We practice discrimination against women when we accept—without protest—that they are asked about their intentions to marry before their professional competence, or when their ambition is judged as “rebellion,” while the same ambition in a man is rewarded as “leadership.”
When guardianship is justified in the name of protection, or when women’s social roles are reduced to predefined limits, we are not protecting values—we are legalizing inequality in the name of custom.
We practice geographic discrimination when we classify people according to their governorates, tell jokes, build stereotypes, and treat some areas as “margins” rather than full centers of citizenship.
As if geography determines intelligence, evaluates merit, or grants a person added or diminished value.
We practice silent discrimination against people with disabilities when we treat their presence as a burden rather than a right; when we build cities they cannot navigate and institutions that do not address their needs; or when parents protest their inclusion in classrooms as if they will slow down their children’s learning—then we wonder why they are “absent” from public life.
Here, discrimination lies not in cruelty, but in chronic neglect.
All these forms are often not practiced with bad intentions, nor declared as exclusion, but they share one dangerous thing:
They teach people—from a young age—who deserves, who is marginalized, who is seen, and who is expected to fade away.
A just state does not resemble its citizens—it protects them.
A modern state does not ask its citizens to be identical, to abandon their faith, or to hide their identities. It is required to do one clear thing:
To be neutral and fair, and not discriminate among its citizens on the basis of religion, gender, class, geography, or physical ability.
Good intentions are not enough. Someone may say, “We do not intend to discriminate,” and that is often true.

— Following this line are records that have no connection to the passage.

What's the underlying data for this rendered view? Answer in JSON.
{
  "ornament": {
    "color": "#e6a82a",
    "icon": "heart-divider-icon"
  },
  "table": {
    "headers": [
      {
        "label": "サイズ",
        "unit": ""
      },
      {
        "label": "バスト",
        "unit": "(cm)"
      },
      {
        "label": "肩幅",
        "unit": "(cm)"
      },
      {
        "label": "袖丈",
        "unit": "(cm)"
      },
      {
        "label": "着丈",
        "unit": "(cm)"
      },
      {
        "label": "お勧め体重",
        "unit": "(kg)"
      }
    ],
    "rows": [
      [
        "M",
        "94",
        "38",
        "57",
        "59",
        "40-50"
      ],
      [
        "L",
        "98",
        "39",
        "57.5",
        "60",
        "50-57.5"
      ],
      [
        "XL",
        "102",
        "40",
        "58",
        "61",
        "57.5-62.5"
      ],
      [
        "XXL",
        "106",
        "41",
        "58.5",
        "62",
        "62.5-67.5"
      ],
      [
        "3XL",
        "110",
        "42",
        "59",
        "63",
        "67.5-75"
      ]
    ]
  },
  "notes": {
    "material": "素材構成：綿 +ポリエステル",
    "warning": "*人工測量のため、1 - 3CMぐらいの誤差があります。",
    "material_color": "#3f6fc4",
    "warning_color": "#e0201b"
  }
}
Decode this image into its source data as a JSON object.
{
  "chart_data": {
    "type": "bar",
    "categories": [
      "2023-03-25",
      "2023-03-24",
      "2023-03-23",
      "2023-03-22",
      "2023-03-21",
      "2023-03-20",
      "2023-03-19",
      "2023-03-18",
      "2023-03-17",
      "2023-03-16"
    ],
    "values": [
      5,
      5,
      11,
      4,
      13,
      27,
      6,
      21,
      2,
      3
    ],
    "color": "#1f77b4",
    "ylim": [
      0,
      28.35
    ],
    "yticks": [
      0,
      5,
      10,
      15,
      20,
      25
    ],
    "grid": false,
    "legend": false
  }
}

But justice is not measured by intentions—it is measured by outcomes.
When a citizen feels less visible, less entitled, or different in a way that excludes them, the problem exists, even if cruelty is absent.
The problem is not religion, but turning it—unintentionally—into a criterion of citizenship.
It is not faith, but using it as a tool of civil organization.
What may be required today is not a revolution against society, not a clash with religion, nor even a sudden change in laws. What is required is quiet moral courage.
To pause. To ask. To review what we have grown accustomed to.
For when religion is a free choice, it elevates the human being; when it becomes an imposed identity, it weakens faith and humiliates citizenship.
A strong state is not one in which a single voice dominates, but one in which every citizen—no matter how different—feels seen, respected, and equal.
True progress does not begin with chanting, but with awareness; it does not begin with confrontation, but with understanding and accepting difference. And sustainable, constructive progress can only endure through justice and reason.
And reason—always—begins with a question.